Today is my last day of Uber driving. The risk-reward ratio is just too far out of balance for me to continue. I have made 600 trips and I have only managed to gross 4200 bucks this year- about 7 bucks a trip. That total includes money from the old, attractive pricing structures, long trips, and surge pricing. Boise has two larger problems- a lack of long rides and excessive downtime between ride requests. I can't even make it pencil by only working peak times.

So it boils down to this. Find a value for your time, your car (cost), insurance, gas and oil, wear and tear, which I have priced at .90 cents a mile. (.60 for car, .30 a min. for labor or 18.00 an hr) Find your average trip length, let's say 9 miles round trip. If you didn't make 8.10 on that trip, you lost money. Uber would have paid you 4.50, before taxes.

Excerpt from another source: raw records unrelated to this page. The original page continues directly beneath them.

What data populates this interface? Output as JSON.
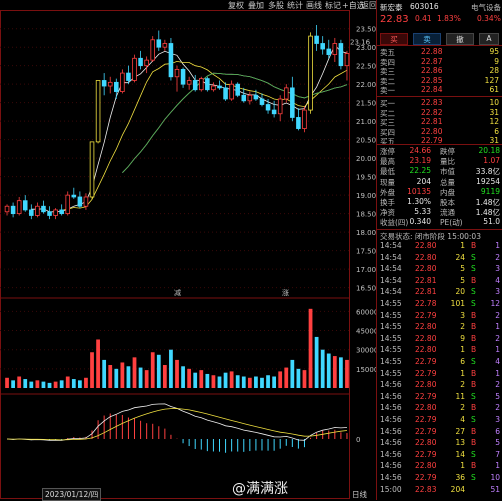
{
  "toolbar": {
    "items": [
      "复权",
      "叠加",
      "多股",
      "统计",
      "画线",
      "标记",
      "+自选",
      "返回"
    ]
  },
  "axis": {
    "price_ticks": [
      "23.50",
      "23.00",
      "22.50",
      "22.00",
      "21.50",
      "21.00",
      "20.50",
      "20.00",
      "19.50",
      "19.00",
      "18.50",
      "18.00",
      "17.50",
      "17.00",
      "16.50"
    ],
    "price_high_label": "23.16",
    "volume_ticks": [
      "60000",
      "45000",
      "30000",
      "15000"
    ],
    "macd_ticks": [
      "0"
    ],
    "date_label": "2023/01/12/四",
    "period_label": "日线",
    "markers": [
      "减",
      "涨"
    ]
  },
  "quote": {
    "name": "新宏泰",
    "code": "603016",
    "sector": "电气设备",
    "price": "22.83",
    "change": "0.41",
    "change_pct": "1.83%",
    "sector_pct": "0.34%",
    "buttons": [
      "买",
      "卖",
      "撤",
      "A"
    ]
  },
  "order_book": {
    "asks": [
      {
        "label": "卖五",
        "price": "22.88",
        "vol": "95"
      },
      {
        "label": "卖四",
        "price": "22.87",
        "vol": "9"
      },
      {
        "label": "卖三",
        "price": "22.86",
        "vol": "28"
      },
      {
        "label": "卖二",
        "price": "22.85",
        "vol": "127"
      },
      {
        "label": "卖一",
        "price": "22.84",
        "vol": "61"
      }
    ],
    "bids": [
      {
        "label": "买一",
        "price": "22.83",
        "vol": "10"
      },
      {
        "label": "买二",
        "price": "22.82",
        "vol": "31"
      },
      {
        "label": "买三",
        "price": "22.81",
        "vol": "12"
      },
      {
        "label": "买四",
        "price": "22.80",
        "vol": "6"
      },
      {
        "label": "买五",
        "price": "22.79",
        "vol": "31"
      }
    ]
  },
  "stats": [
    {
      "l1": "涨停",
      "v1": "24.66",
      "c1": "red",
      "l2": "跌停",
      "v2": "20.18",
      "c2": "green"
    },
    {
      "l1": "最高",
      "v1": "23.19",
      "c1": "red",
      "l2": "量比",
      "v2": "1.07",
      "c2": "red"
    },
    {
      "l1": "最低",
      "v1": "22.25",
      "c1": "green",
      "l2": "市值",
      "v2": "33.8亿",
      "c2": "white"
    },
    {
      "l1": "现量",
      "v1": "204",
      "c1": "white",
      "l2": "总量",
      "v2": "19254",
      "c2": "white"
    },
    {
      "l1": "外盘",
      "v1": "10135",
      "c1": "red",
      "l2": "内盘",
      "v2": "9119",
      "c2": "green"
    },
    {
      "l1": "换手",
      "v1": "1.30%",
      "c1": "white",
      "l2": "股本",
      "v2": "1.48亿",
      "c2": "white"
    },
    {
      "l1": "净资",
      "v1": "5.33",
      "c1": "white",
      "l2": "流通",
      "v2": "1.48亿",
      "c2": "white"
    },
    {
      "l1": "收益(四)",
      "v1": "0.340",
      "c1": "white",
      "l2": "PE(动)",
      "v2": "51.0",
      "c2": "white"
    }
  ],
  "trade_status": "交易状态: 闭市阶段 15:00:03",
  "ticks": [
    {
      "t": "14:54",
      "p": "22.80",
      "v": "1",
      "s": "B",
      "n": "1",
      "pc": "red",
      "sc": "red"
    },
    {
      "t": "14:54",
      "p": "22.80",
      "v": "24",
      "s": "S",
      "n": "2",
      "pc": "red",
      "sc": "green"
    },
    {
      "t": "14:54",
      "p": "22.80",
      "v": "5",
      "s": "S",
      "n": "3",
      "pc": "red",
      "sc": "green"
    },
    {
      "t": "14:54",
      "p": "22.81",
      "v": "5",
      "s": "B",
      "n": "4",
      "pc": "red",
      "sc": "red"
    },
    {
      "t": "14:54",
      "p": "22.81",
      "v": "20",
      "s": "S",
      "n": "3",
      "pc": "red",
      "sc": "green"
    },
    {
      "t": "14:55",
      "p": "22.78",
      "v": "101",
      "s": "S",
      "n": "12",
      "pc": "red",
      "sc": "green"
    },
    {
      "t": "14:55",
      "p": "22.79",
      "v": "3",
      "s": "B",
      "n": "2",
      "pc": "red",
      "sc": "red"
    },
    {
      "t": "14:55",
      "p": "22.80",
      "v": "2",
      "s": "B",
      "n": "1",
      "pc": "red",
      "sc": "red"
    },
    {
      "t": "14:55",
      "p": "22.80",
      "v": "9",
      "s": "B",
      "n": "2",
      "pc": "red",
      "sc": "red"
    },
    {
      "t": "14:55",
      "p": "22.80",
      "v": "1",
      "s": "B",
      "n": "1",
      "pc": "red",
      "sc": "red"
    },
    {
      "t": "14:55",
      "p": "22.79",
      "v": "6",
      "s": "S",
      "n": "4",
      "pc": "red",
      "sc": "green"
    },
    {
      "t": "14:55",
      "p": "22.79",
      "v": "1",
      "s": "B",
      "n": "1",
      "pc": "red",
      "sc": "red"
    },
    {
      "t": "14:56",
      "p": "22.80",
      "v": "2",
      "s": "B",
      "n": "2",
      "pc": "red",
      "sc": "red"
    },
    {
      "t": "14:56",
      "p": "22.79",
      "v": "11",
      "s": "S",
      "n": "5",
      "pc": "red",
      "sc": "green"
    },
    {
      "t": "14:56",
      "p": "22.80",
      "v": "2",
      "s": "B",
      "n": "2",
      "pc": "red",
      "sc": "red"
    },
    {
      "t": "14:56",
      "p": "22.79",
      "v": "4",
      "s": "S",
      "n": "3",
      "pc": "red",
      "sc": "green"
    },
    {
      "t": "14:56",
      "p": "22.79",
      "v": "27",
      "s": "B",
      "n": "6",
      "pc": "red",
      "sc": "red"
    },
    {
      "t": "14:56",
      "p": "22.80",
      "v": "13",
      "s": "B",
      "n": "5",
      "pc": "red",
      "sc": "red"
    },
    {
      "t": "14:56",
      "p": "22.79",
      "v": "14",
      "s": "S",
      "n": "7",
      "pc": "red",
      "sc": "green"
    },
    {
      "t": "14:56",
      "p": "22.80",
      "v": "1",
      "s": "B",
      "n": "1",
      "pc": "red",
      "sc": "red"
    },
    {
      "t": "14:56",
      "p": "22.79",
      "v": "36",
      "s": "S",
      "n": "10",
      "pc": "red",
      "sc": "green"
    },
    {
      "t": "15:00",
      "p": "22.83",
      "v": "204",
      "s": "",
      "n": "51",
      "pc": "red",
      "sc": "red"
    }
  ],
  "watermark": "@满满涨",
  "chart_data": {
    "type": "candlestick",
    "ylim": [
      16.3,
      23.6
    ],
    "candles": [
      [
        18.55,
        18.75,
        18.45,
        18.7
      ],
      [
        18.7,
        18.8,
        18.4,
        18.5
      ],
      [
        18.5,
        18.95,
        18.45,
        18.85
      ],
      [
        18.85,
        19.0,
        18.55,
        18.6
      ],
      [
        18.6,
        18.75,
        18.35,
        18.45
      ],
      [
        18.45,
        18.8,
        18.4,
        18.7
      ],
      [
        18.7,
        18.85,
        18.5,
        18.55
      ],
      [
        18.55,
        18.7,
        18.35,
        18.45
      ],
      [
        18.45,
        18.65,
        18.35,
        18.6
      ],
      [
        18.6,
        18.75,
        18.45,
        18.5
      ],
      [
        18.5,
        19.1,
        18.45,
        19.0
      ],
      [
        19.0,
        19.2,
        18.9,
        18.95
      ],
      [
        18.95,
        19.1,
        18.65,
        18.7
      ],
      [
        18.7,
        19.05,
        18.6,
        18.95
      ],
      [
        18.95,
        20.45,
        18.9,
        20.44
      ],
      [
        20.44,
        21.9,
        20.4,
        22.1
      ],
      [
        22.1,
        22.3,
        21.7,
        21.95
      ],
      [
        21.95,
        22.2,
        21.75,
        22.05
      ],
      [
        22.05,
        22.15,
        21.6,
        21.8
      ],
      [
        21.8,
        22.4,
        21.75,
        22.3
      ],
      [
        22.3,
        22.5,
        22.0,
        22.1
      ],
      [
        22.1,
        22.8,
        22.05,
        22.7
      ],
      [
        22.7,
        22.9,
        22.4,
        22.5
      ],
      [
        22.5,
        22.75,
        22.3,
        22.65
      ],
      [
        22.65,
        23.3,
        22.6,
        23.2
      ],
      [
        23.2,
        23.45,
        22.9,
        23.0
      ],
      [
        23.0,
        23.2,
        22.9,
        23.1
      ],
      [
        23.1,
        23.25,
        22.1,
        22.2
      ],
      [
        22.2,
        22.5,
        21.8,
        22.4
      ],
      [
        22.4,
        22.45,
        21.9,
        22.0
      ],
      [
        22.0,
        22.2,
        21.85,
        22.1
      ],
      [
        22.1,
        22.25,
        21.8,
        21.85
      ],
      [
        21.85,
        22.2,
        21.8,
        22.15
      ],
      [
        22.15,
        22.2,
        21.8,
        21.85
      ],
      [
        21.85,
        22.05,
        21.8,
        21.95
      ],
      [
        21.95,
        22.1,
        21.85,
        21.9
      ],
      [
        21.9,
        22.05,
        21.55,
        21.6
      ],
      [
        21.6,
        22.1,
        21.55,
        22.0
      ],
      [
        22.0,
        22.05,
        21.65,
        21.7
      ],
      [
        21.7,
        21.9,
        21.5,
        21.55
      ],
      [
        21.55,
        21.8,
        21.45,
        21.7
      ],
      [
        21.7,
        21.85,
        21.55,
        21.6
      ],
      [
        21.6,
        21.75,
        21.4,
        21.45
      ],
      [
        21.45,
        21.6,
        21.2,
        21.3
      ],
      [
        21.3,
        21.55,
        21.1,
        21.2
      ],
      [
        21.2,
        21.7,
        21.0,
        21.6
      ],
      [
        21.6,
        22.0,
        21.5,
        21.9
      ],
      [
        21.9,
        22.2,
        21.0,
        21.1
      ],
      [
        21.1,
        21.35,
        20.75,
        20.8
      ],
      [
        20.8,
        21.4,
        20.7,
        21.3
      ],
      [
        21.3,
        23.4,
        21.2,
        23.3
      ],
      [
        23.3,
        23.6,
        22.9,
        23.1
      ],
      [
        23.1,
        23.3,
        22.8,
        22.95
      ],
      [
        22.95,
        23.2,
        22.7,
        22.8
      ],
      [
        22.8,
        23.25,
        22.6,
        23.1
      ],
      [
        23.1,
        23.2,
        22.4,
        22.5
      ],
      [
        22.5,
        22.9,
        22.1,
        22.83
      ]
    ],
    "volume": [
      8,
      6,
      9,
      7,
      5,
      6,
      5,
      4,
      5,
      6,
      9,
      7,
      6,
      8,
      28,
      38,
      22,
      18,
      15,
      20,
      17,
      24,
      16,
      14,
      28,
      26,
      18,
      30,
      22,
      17,
      15,
      12,
      14,
      11,
      10,
      9,
      12,
      13,
      10,
      9,
      8,
      9,
      8,
      10,
      9,
      13,
      16,
      22,
      15,
      14,
      62,
      40,
      30,
      27,
      25,
      24,
      22
    ],
    "volume_ylim": [
      0,
      65000
    ],
    "macd_ylim": [
      -1,
      1
    ]
  }
}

They do not count your time and mileage to the trip nor your time and mileage to return.

That as they say is the bottom line. In the end, market forces will determine how much drivers make. With a current glut of math challenged drivers and no ride sharing competition- Uber is sweeping every last crumb off the table while they can in Boise. The truth is- Uber would do away with human drivers if they could. Read this piece on "driverless" cars. http://arstechnica.com/cars/2016/05/uber-to-begin-testing-self-driving-cars-in-pittsburgh/ That makes me laugh. Some riders would still find something to whine about.

Years ago when I was a kid, I got ripped off by an unscrupulous radio station that promised to pay me mileage and a dollar per delivery for coupon books they were selling. They never paid me a dime. I never forgot that lesson. They beat Uber to this punch bowl by some 40 years.

Hopefully I've been able to write the sort of comprehensive, "here's the pros and cons, this was my experience" sort of piece that I was searching for back in January. I know it leans a little harsh against driving for Uber but I think the information is generally accurate and universal. It might help people make informed decisions and perform a little due diligence on their own. Markets are different and Uber prices markets differently. Any potential driver can sort out his or her city's pricing structure. Uber up a ride and ask the driver a few questions. That's the best and most accurate information that you are likely to get.